According to a report by US investment bank Goldman Sachs, European companies overall grew their sales by 6% and profit by 9% compared to the same time last year, on average – which is roughly what investors predicted. Banks, overall, largely exceeded expectations in the second quarter. Several began to reap the rewards of their multi-year restructuring efforts. Plus, when European interest rates begin to rise, it should be a tide that lifts all banking boats.
Why should I care?
For markets: European turmoil has shaken confidence.

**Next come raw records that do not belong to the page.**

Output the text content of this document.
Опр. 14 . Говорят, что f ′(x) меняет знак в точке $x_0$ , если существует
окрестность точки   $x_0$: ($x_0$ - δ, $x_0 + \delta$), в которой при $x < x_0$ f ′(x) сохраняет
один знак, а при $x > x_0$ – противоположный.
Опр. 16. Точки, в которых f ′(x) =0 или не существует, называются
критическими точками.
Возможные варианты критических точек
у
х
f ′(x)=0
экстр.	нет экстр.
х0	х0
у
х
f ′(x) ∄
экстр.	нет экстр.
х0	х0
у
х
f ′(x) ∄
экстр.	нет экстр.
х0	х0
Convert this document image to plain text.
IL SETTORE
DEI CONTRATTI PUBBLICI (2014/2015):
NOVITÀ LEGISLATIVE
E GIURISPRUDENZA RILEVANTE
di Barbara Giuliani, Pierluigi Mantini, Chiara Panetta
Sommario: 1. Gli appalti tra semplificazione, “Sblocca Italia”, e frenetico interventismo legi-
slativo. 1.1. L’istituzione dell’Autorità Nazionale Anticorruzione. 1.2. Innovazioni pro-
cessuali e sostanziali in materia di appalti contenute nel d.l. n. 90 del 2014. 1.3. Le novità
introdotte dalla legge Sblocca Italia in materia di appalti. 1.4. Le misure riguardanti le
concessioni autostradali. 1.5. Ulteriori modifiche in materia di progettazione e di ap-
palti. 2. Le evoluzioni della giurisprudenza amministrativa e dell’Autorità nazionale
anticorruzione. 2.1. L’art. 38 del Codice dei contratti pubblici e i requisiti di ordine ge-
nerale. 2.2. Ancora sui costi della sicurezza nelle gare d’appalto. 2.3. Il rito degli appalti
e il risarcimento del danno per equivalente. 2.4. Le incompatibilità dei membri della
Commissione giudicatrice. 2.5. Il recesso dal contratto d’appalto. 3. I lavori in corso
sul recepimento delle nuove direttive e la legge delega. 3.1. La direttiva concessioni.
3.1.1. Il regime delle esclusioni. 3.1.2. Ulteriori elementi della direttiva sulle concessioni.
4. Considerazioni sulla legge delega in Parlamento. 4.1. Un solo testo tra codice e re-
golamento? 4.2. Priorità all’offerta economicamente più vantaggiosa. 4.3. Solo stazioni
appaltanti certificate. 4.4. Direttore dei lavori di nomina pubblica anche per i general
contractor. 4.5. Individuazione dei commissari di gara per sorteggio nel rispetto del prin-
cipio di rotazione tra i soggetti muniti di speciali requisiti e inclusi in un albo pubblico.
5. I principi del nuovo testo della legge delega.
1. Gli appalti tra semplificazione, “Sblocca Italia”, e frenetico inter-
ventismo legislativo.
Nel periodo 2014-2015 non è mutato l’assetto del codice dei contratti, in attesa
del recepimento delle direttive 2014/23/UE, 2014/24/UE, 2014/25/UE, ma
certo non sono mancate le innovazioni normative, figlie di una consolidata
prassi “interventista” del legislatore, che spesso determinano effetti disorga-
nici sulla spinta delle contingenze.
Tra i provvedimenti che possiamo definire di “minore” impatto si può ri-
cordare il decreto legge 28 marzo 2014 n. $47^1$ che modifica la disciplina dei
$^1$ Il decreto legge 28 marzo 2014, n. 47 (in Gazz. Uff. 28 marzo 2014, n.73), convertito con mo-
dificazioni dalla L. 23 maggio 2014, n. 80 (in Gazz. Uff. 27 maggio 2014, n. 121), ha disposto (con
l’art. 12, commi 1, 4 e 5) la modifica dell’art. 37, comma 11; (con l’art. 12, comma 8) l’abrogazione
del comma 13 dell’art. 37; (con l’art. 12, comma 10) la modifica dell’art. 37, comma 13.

The falling value of Turkey’s currency sparked some concerns among investors in European banks. They sold off their shares, with Spanish banks hit in particular since they’re owed over $80 billion by Turkish companies and could face significant losses if those companies were to default (Turkish companies may struggle to pay their debts as their currency now buys fewer dollars than previously). Investors sold shares of banks that own Italian government bonds, too, likely on concerns that the country will add to its mountain of debt, which is already a third larger than its entire economy. Italy, as part of the eurozone, doesn’t have the flexibility to print more money to pay off its debts, like the UK or US.
For you, personally: Around 20% of your investments may well be in Europe.
If you invest via one of the major robo advisors in the UK or the US, around 20% of your cash could be invested in European stocks, based on research by Finimize (want to know more about robo advisors? We got you). Whether near or far to your person, the bottom lines of European companies could have a large effect on the bottom line of you, as in investor.